Gesellschaft bei den Mahlzeiten und Rückzugsmöglichkeit im eigenen Zimmer
Frieda Manger ist mit 95 Jahren die älteste Bewohnerin der WG. Sie dreht noch jeden Tag draußen eine Runde mit dem Rollator. "Bei Wind und Wetter", ergänzen die Mitbewohner. "Ich bin arg zufrieden", sagt die Mühlfelderin. Alle seien nett und das Essen sei gut. Es sei schön, bei den Mahlzeiten Unterhaltung zu haben. Die Zeit dazwischen verbringe sie auch gerne auf ihrem Zimmer.
"Wir werden gut betreut und wenn man Hilfe braucht, ist jemand da", meint auch Irmgard Markert. Dass man Gesellschaft habe, sei schon ein großer Vorteil. Wie Frieda Manger, genießt aber auch sie gerne die Ruhe in ihrem Zimmer.
Das sieht die 89-jährige Lisa Kästner ebenfalls so. "Wir sind nicht mehr die Jüngsten. Wir brauchen Ruhe." Insgesamt sitze man aber immer wieder zusammen – bei schönem Wetter gerne auch draußen. "Wir unterhalten uns und spielen miteinander." Mensch ärgere dich nicht, Memory oder Domino.
Nachts steht eine 24-Stunden-Bereitschaft parat
Was ist, wenn nachts Hilfe benötigt wird? "In der Regel kommen wir allein klar", erzählt Irmgard Memmel. "Wenn doch etwas sein sollte, haben wir alle einen Notfallknopf." Diesen bedient der Malteser Hilfsdienst, der den Notruf dann an den Pflegedienst Peschke weiterleitet, der eine 24-Stunden-Bereitschaft hat.
"So lange wir können, passt es sehr gut", meint Lisa Kästner.
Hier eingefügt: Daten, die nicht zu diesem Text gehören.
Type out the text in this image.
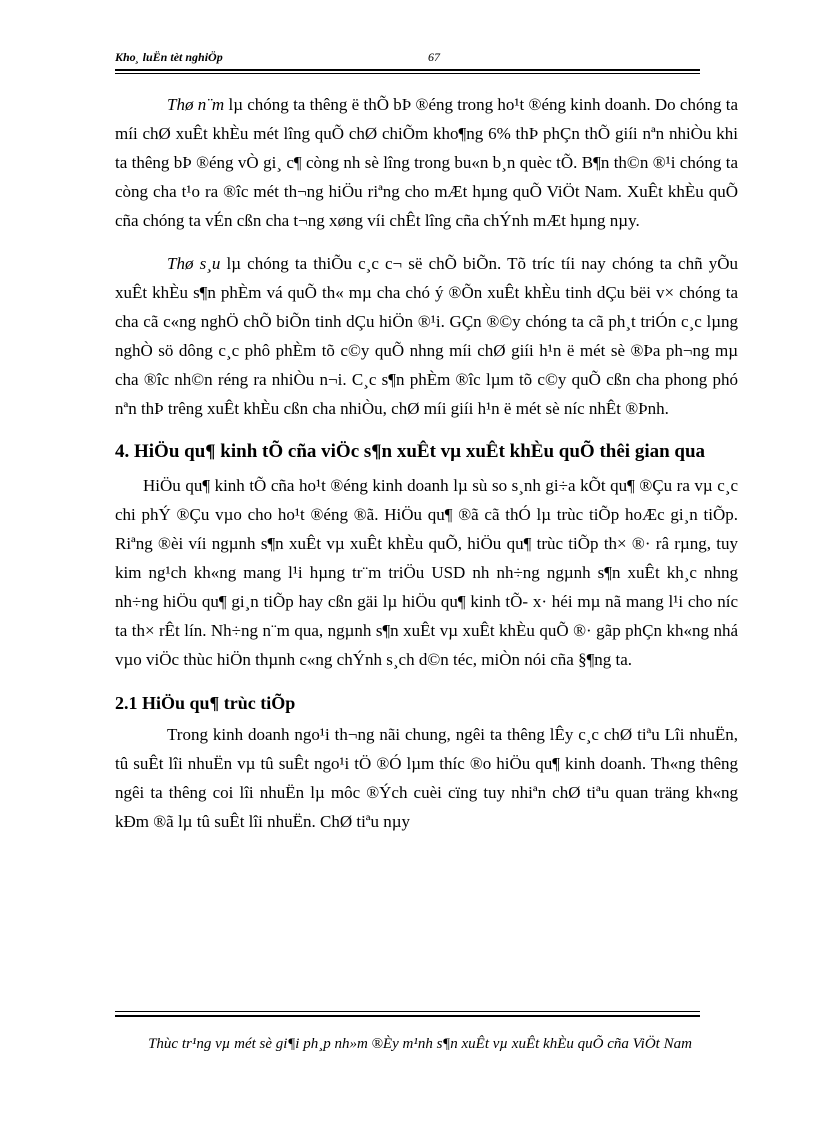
Kho¸ luËn tèt nghiÖp	67

Thø n¨m lµ chóng ta thêng ë thÕ bÞ ®éng trong ho¹t ®éng kinh doanh. Do chóng ta míi chØ xuÊt khÈu mét lîng quÕ chØ chiÕm kho¶ng 6% thÞ phÇn thÕ giíi nªn nhiÒu khi ta thêng bÞ ®éng vÒ gi¸ c¶ còng nh sè lîng trong bu«n b¸n quèc tÕ. B¶n th©n ®¹i chóng ta còng cha t¹o ra ®îc mét th¬ng hiÖu riªng cho mÆt hµng quÕ ViÖt Nam. XuÊt khÈu quÕ cña chóng ta vÉn cßn cha t¬ng xøng víi chÊt lîng cña chÝnh mÆt hµng nµy.

Thø s¸u lµ chóng ta thiÕu c¸c c¬ së chÕ biÕn. Tõ tríc tíi nay chóng ta chñ yÕu xuÊt khÈu s¶n phÈm vá quÕ th« mµ cha chó ý ®Õn xuÊt khÈu tinh dÇu bëi v× chóng ta cha cã c«ng nghÖ chÕ biÕn tinh dÇu hiÖn ®¹i. GÇn ®©y chóng ta cã ph¸t triÓn c¸c lµng nghÒ sö dông c¸c phô phÈm tõ c©y quÕ nhng míi chØ giíi h¹n ë mét sè ®Þa ph¬ng mµ cha ®îc nh©n réng ra nhiÒu n¬i. C¸c s¶n phÈm ®îc lµm tõ c©y quÕ cßn cha phong phó nªn thÞ trêng xuÊt khÈu cßn cha nhiÒu, chØ míi giíi h¹n ë mét sè níc nhÊt ®Þnh.

4. HiÖu qu¶ kinh tÕ cña viÖc s¶n xuÊt vµ xuÊt khÈu quÕ thêi gian qua

HiÖu qu¶ kinh tÕ cña ho¹t ®éng kinh doanh lµ sù so s¸nh gi÷a kÕt qu¶ ®Çu ra vµ c¸c chi phÝ ®Çu vµo cho ho¹t ®éng ®ã. HiÖu qu¶ ®ã cã thÓ lµ trùc tiÕp hoÆc gi¸n tiÕp. Riªng ®èi víi ngµnh s¶n xuÊt vµ xuÊt khÈu quÕ, hiÖu qu¶ trùc tiÕp th× ®· râ rµng, tuy kim ng¹ch kh«ng mang l¹i hµng tr¨m triÖu USD nh nh÷ng ngµnh s¶n xuÊt kh¸c nhng nh÷ng hiÖu qu¶ gi¸n tiÕp hay cßn gäi lµ hiÖu qu¶ kinh tÕ- x· héi mµ nã mang l¹i cho níc ta th× rÊt lín. Nh÷ng n¨m qua, ngµnh s¶n xuÊt vµ xuÊt khÈu quÕ ®· gãp phÇn kh«ng nhá vµo viÖc thùc hiÖn thµnh c«ng chÝnh s¸ch d©n téc, miÒn nói cña §¶ng ta.

2.1 HiÖu qu¶ trùc tiÕp

Trong kinh doanh ngo¹i th¬ng nãi chung, ngêi ta thêng lÊy c¸c chØ tiªu Lîi nhuËn, tû suÊt lîi nhuËn vµ tû suÊt ngo¹i tÖ ®Ó lµm thíc ®o hiÖu qu¶ kinh doanh. Th«ng thêng ngêi ta thêng coi lîi nhuËn lµ môc ®Ých cuèi cïng tuy nhiªn chØ tiªu quan träng kh«ng kÐm ®ã lµ tû suÊt lîi nhuËn. ChØ tiªu nµy

Thùc tr¹ng vµ mét sè gi¶i ph¸p nh»m ®Èy m¹nh s¶n xuÊt vµ xuÊt khÈu quÕ cña ViÖt Nam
Es sei schön, dass man noch mit ein paar kleinen Handgriffen im Haus helfen könne. "Jeder kennt den anderen mit seinen Eigenheiten und weiß, wo man Rücksicht nehmen muss", ergänzt Irmgard Markert. Dann lasse man den- oder diejenige einfach in Ruhe. "Wie in einer Familie."